TEHRAN –(Iranart)- The divan of Magtymguly Pyragy, an Iranian-Turkmen poet who lived during the 18th century, has been translated into Persian.
A team of translators consisting of Mashhadqoli Qezel, Musa Jorjani, Hajji Mohammad Qaranjik, Khal-Mohammad Peqeh and Asher-Mohammad Raufi has spent eight years rendering the collection into Persian, the team announced in a press release published by IRNA on Wednesday.
The collection translated in 95 sessions will be published in four volumes in the near future.

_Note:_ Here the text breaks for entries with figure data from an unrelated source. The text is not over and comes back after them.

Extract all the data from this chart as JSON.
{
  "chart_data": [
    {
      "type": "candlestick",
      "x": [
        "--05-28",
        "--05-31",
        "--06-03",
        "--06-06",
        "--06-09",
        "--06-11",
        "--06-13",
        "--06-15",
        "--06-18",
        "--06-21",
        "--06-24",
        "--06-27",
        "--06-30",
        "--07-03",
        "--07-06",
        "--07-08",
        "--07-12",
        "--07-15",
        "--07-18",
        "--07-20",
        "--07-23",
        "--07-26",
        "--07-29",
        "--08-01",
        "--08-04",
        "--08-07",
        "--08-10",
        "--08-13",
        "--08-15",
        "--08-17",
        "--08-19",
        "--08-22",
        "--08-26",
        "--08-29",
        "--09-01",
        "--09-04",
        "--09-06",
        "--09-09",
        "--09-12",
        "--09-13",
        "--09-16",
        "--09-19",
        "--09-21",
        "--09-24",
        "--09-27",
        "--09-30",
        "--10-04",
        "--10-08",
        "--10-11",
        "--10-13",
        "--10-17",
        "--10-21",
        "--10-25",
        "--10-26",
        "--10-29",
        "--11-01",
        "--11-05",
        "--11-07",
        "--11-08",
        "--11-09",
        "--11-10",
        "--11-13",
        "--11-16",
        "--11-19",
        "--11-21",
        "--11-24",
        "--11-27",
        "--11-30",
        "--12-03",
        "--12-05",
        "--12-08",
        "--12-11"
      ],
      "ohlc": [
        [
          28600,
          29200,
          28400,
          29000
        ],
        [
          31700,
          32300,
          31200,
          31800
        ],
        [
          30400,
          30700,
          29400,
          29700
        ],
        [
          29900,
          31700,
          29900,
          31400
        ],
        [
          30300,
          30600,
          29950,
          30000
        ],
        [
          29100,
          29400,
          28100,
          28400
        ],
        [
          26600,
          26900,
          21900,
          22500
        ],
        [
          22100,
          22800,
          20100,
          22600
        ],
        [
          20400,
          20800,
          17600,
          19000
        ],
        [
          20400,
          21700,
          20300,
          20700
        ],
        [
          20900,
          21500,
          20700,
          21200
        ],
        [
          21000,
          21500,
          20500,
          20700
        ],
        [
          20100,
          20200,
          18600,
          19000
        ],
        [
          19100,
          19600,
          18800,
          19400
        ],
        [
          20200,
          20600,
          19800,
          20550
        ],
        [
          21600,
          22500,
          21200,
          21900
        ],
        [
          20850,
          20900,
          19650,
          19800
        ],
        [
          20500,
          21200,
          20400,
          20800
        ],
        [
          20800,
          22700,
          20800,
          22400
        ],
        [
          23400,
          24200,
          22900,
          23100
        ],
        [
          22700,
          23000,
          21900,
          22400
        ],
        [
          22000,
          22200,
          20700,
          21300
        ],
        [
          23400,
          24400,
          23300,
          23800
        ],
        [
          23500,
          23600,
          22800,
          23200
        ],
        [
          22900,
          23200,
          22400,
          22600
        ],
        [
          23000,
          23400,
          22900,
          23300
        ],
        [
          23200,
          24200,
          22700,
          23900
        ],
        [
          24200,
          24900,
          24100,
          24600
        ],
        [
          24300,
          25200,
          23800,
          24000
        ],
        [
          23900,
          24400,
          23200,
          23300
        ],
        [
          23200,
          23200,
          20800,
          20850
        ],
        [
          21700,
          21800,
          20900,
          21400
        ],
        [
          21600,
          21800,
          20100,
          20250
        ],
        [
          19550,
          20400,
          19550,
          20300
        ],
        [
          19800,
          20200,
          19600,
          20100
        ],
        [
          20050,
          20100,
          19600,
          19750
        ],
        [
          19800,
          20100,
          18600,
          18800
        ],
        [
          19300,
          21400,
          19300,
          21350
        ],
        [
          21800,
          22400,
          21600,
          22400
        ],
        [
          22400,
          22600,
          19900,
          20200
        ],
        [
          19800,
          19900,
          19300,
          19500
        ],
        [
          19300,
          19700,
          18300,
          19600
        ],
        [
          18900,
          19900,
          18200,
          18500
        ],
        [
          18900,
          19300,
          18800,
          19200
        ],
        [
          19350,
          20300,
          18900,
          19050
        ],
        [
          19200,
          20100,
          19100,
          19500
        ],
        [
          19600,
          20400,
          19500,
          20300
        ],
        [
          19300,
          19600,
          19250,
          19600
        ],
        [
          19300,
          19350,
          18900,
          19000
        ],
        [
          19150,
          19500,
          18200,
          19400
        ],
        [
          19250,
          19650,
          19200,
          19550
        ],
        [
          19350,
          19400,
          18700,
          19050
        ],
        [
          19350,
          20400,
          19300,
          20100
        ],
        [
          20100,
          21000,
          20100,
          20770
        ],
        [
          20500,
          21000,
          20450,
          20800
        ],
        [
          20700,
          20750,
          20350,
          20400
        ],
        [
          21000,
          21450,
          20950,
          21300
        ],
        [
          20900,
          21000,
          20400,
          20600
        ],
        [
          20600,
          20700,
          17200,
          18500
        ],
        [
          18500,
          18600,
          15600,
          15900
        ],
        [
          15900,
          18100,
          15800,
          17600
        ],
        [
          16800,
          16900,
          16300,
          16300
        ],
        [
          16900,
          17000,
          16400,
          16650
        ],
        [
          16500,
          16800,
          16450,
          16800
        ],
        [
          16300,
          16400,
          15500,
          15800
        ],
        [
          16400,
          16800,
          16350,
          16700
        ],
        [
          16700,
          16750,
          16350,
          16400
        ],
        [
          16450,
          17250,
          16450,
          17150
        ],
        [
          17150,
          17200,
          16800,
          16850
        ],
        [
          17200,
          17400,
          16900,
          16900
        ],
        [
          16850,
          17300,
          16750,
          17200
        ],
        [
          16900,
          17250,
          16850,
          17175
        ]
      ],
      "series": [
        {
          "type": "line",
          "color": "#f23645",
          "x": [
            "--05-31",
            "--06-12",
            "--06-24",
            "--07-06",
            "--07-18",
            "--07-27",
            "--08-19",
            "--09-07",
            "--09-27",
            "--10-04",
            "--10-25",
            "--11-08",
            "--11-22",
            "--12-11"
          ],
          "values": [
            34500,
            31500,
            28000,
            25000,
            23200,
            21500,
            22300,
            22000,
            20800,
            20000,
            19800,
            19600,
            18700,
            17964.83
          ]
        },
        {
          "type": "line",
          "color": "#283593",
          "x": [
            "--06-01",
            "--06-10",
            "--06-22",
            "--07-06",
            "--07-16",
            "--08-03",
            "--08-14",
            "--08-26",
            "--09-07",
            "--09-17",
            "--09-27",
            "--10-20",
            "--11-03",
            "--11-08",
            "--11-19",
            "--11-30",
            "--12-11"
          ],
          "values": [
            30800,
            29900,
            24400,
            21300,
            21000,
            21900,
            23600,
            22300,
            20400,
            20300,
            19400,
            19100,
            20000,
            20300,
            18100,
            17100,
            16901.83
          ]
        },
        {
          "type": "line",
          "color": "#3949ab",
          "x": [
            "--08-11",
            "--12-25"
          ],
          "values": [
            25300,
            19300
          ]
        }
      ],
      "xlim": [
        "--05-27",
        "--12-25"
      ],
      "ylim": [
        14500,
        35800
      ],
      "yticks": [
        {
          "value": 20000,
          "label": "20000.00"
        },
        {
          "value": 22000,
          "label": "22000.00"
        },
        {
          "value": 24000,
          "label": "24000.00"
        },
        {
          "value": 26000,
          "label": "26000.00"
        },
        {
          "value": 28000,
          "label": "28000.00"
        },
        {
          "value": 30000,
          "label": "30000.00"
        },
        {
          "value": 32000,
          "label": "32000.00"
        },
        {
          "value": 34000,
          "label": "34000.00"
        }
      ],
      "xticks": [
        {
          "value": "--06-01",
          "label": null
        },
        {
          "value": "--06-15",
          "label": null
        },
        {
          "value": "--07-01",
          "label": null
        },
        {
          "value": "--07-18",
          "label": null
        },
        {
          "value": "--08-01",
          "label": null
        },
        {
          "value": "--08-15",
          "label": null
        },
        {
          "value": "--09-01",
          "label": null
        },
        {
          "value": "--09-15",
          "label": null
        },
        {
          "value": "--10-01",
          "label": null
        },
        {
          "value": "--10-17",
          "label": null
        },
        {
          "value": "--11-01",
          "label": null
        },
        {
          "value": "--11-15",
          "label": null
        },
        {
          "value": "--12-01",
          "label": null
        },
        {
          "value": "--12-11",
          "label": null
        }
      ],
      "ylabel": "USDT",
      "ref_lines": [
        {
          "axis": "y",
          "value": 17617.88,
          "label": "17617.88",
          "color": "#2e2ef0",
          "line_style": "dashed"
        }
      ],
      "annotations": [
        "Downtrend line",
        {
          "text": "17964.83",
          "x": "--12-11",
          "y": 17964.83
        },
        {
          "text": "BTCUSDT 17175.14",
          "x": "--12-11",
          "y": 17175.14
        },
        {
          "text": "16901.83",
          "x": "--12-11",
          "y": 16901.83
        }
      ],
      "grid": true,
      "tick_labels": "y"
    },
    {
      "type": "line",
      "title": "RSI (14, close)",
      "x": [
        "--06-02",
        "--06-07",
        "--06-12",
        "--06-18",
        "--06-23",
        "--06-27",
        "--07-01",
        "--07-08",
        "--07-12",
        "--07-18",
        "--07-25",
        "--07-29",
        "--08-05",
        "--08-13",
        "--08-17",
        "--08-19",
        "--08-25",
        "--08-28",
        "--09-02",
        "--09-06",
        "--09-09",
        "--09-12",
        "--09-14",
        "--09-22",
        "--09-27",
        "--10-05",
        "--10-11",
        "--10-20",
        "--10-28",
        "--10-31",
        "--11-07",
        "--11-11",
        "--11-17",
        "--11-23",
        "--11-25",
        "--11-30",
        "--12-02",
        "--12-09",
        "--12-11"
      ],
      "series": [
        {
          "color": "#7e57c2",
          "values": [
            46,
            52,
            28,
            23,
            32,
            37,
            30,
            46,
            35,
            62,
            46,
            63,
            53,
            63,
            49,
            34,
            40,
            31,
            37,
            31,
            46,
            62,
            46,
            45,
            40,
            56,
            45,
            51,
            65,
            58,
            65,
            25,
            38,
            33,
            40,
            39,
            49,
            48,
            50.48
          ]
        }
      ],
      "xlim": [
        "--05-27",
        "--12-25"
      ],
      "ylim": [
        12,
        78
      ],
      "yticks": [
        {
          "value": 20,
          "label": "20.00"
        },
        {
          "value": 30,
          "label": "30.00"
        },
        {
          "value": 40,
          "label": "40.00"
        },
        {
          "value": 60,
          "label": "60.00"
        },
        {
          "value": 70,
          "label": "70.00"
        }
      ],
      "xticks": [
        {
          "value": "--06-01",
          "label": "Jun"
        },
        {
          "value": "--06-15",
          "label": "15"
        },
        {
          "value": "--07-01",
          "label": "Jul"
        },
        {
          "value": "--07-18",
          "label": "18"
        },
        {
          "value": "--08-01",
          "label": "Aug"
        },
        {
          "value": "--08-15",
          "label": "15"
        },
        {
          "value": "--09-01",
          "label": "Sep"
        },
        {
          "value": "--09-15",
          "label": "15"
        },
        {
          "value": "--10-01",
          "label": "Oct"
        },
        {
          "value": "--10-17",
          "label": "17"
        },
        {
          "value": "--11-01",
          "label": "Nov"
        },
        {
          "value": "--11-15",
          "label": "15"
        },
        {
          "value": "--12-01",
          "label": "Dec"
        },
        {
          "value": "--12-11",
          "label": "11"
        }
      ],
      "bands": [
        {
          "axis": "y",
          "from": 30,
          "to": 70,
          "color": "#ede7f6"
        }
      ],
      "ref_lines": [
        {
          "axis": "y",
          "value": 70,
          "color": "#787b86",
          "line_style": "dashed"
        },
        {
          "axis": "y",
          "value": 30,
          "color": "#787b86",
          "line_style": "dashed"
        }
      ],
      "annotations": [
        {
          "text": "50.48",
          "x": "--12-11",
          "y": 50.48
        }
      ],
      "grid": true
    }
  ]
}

Magtymguly Pyragy, also spelled Makhtumqoli Faraghi, was a Turkmen spiritual leader, philosophical poet and Sufi who is considered to be the father of Turkmen literature and the most famous figure in Turkmen literary history.
Born in C. 1733 in Hajjigowshan, a village near Gonbad-e Qabus in the modern-day province of Golestan, Iran, Magtymguly received his early education in the Persian and Arabic languages from his father, Dowletmammet Azady, a leading Turkmen scholar.
Magtymguly studied in various madrassahs, including Idris Baba Madrassah in the village of Gyzyl Ayak, Sirgazy Madrassah in Khiva and Gogeldas Madrassah in Bukhara.
After returning home, Magtymguly worked as a silversmith, and taught and wrote poetry. He developed a realistic style of writing about 18th-century Turkmen that became very popular and led him to become one of the most cherished Turkmen poets of all time.
Some of his poetry, along with stories collected from Turkmen oral traditions, suggests that he was taken prisoner, most likely in Mashhad, Iran. It is unknown who took him captive but such events were common in 18th-century Iran and the Turkmenistan region.
Magtymguly’s poetry is often personal and takes up universal themes. His work includes elegies on the deaths of his father and children, the disappearance of his brothers, incitements to Turkmen unity, tirades against unjust Muslim teachers of religion and khans, praises of Muslim religious figures, and laments over losing his lover to another man.
His mausoleum is located in Aq-Tuqai village in Iran’s Golestan Province.
A 4-meter concrete sculpture of Magtymguly is scheduled to be set up in a major square of Gonbad-e Qabus, in the near future.